Libya marks 52nd anniversary of British Evacuation Day

Libya marks 52nd anniversary of British Evacuation Day

Libya marks today the 52nd anniversary of British Evacuation Day which took place on March 28, 1970.

On this day, British forces were expelled and their bases in Libya were evacuated for the first time since they entered the country after World War II. About 400 men of the Royal Regiment of Fusiliers and the Royal Air Force sailed from Tobruk for Cyprus during the enforced evacuation which took place under the Libyan Arab Republic (1969-1977).

The British Evacuation Day was followed by the U.S. withdrawal from Wheelus Air Base, an American military base in Tripoli which at that time was considered the largest U.S. military facility outside the U.S.

Prior to the coup d’état of late Libyan leader Muammar Gaddafi in 1969, the U.S. and the Kingdom of Libya had already reached agreement on U.S. withdrawal from Wheelus. This proceeded according to plan, and the facility was turned over to the new Libyan authorities on June 11, 1970.

Shortly after the evacuation of British troop, a nationwide celebration took place in Libya on March 31 to mark the end of nearly 30 years of British occupation; and Gaddafi’s government had declared March 28 a national holiday.

In its report on the event 52 years ago, Reuters remarked that, with British troops pulling out of Libya, North Africa was left without British servicemen for the first time since the occupation of Egypt in 1882.

Since the British and U.S. evacuation on 1970, no foreign troops had ever established an official stronghold in Libya until 2019 when the Libya Government of National Accord (GNA), under the leadership of former prime minister Fayez Al-Sarraj, signed a security deal with Ankara to allow entrance of Turkish troops to the country.

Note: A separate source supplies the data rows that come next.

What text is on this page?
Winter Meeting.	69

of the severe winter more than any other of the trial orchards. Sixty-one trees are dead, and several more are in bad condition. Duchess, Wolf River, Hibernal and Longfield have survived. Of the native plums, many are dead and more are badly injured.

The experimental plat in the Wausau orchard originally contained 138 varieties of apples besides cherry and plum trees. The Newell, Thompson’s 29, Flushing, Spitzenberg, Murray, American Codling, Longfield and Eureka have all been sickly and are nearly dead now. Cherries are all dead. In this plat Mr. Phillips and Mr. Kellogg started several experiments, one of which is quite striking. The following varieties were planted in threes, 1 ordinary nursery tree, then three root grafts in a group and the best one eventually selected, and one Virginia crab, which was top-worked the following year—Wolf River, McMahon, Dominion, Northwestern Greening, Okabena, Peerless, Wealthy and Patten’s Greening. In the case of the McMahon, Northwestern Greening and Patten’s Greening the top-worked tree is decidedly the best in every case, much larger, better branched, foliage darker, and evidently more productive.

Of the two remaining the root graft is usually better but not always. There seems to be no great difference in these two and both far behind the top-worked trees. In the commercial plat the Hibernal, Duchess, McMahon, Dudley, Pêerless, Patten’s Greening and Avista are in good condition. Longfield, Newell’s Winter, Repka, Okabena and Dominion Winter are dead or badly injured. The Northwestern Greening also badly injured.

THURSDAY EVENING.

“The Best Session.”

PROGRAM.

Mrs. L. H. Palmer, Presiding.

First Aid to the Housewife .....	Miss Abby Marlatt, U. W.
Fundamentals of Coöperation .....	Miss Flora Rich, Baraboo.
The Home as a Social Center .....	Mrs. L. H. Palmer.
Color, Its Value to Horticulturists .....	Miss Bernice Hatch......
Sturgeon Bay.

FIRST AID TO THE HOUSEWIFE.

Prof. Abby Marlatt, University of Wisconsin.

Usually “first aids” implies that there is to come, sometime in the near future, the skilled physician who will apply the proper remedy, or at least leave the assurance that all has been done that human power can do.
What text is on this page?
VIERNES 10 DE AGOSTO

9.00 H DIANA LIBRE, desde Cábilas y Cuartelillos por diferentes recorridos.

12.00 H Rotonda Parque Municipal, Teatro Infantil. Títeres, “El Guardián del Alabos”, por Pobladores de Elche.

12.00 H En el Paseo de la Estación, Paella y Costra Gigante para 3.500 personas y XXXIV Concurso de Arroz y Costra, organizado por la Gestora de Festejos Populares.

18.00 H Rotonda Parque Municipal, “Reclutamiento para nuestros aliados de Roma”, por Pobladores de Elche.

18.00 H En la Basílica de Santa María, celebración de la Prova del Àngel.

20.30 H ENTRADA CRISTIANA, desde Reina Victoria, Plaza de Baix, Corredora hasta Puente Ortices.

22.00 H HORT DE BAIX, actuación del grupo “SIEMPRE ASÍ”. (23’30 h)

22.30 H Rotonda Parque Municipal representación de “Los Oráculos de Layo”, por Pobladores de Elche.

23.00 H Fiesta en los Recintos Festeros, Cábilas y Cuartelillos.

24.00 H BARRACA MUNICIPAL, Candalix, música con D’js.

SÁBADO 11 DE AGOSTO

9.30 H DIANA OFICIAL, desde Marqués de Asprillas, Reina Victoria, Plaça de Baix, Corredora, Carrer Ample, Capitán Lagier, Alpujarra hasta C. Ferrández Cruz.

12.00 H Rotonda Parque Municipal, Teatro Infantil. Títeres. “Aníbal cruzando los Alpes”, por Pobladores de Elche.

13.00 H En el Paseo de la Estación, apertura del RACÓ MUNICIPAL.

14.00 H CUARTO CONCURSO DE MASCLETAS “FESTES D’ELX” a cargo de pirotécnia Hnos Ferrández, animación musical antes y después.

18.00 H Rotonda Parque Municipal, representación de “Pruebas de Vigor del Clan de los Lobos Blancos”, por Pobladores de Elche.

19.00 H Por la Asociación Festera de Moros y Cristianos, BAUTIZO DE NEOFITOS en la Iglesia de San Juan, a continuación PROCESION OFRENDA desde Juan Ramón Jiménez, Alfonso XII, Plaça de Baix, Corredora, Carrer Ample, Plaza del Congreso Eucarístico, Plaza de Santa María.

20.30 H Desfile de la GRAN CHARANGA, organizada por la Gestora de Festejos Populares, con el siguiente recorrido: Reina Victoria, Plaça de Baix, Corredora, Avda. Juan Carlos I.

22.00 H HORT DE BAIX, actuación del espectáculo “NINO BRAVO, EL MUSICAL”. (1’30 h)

In 2020, American news website The Intercept obtained documents which shows that U.S. AFRICOM had a number of bases in Libya until 2019. However, a U.S. military official told The Intercept that the American troops “temporarily relocated from [Libya] in response to security conditions on the ground”.

On the other hand, the fate of Turkish troops in the country remains unknown. Earlier this month, the Libyan House of Representatives, which was vehemently against Turkish military presence in the country, named a new prime minister, Fathi Bashagha, to lead the country.

Despite being considered close to Turkey, Bashagha has told the press in a recent interview that his government will abide by any decision made by House of Representatives regarding the Turkish security deal.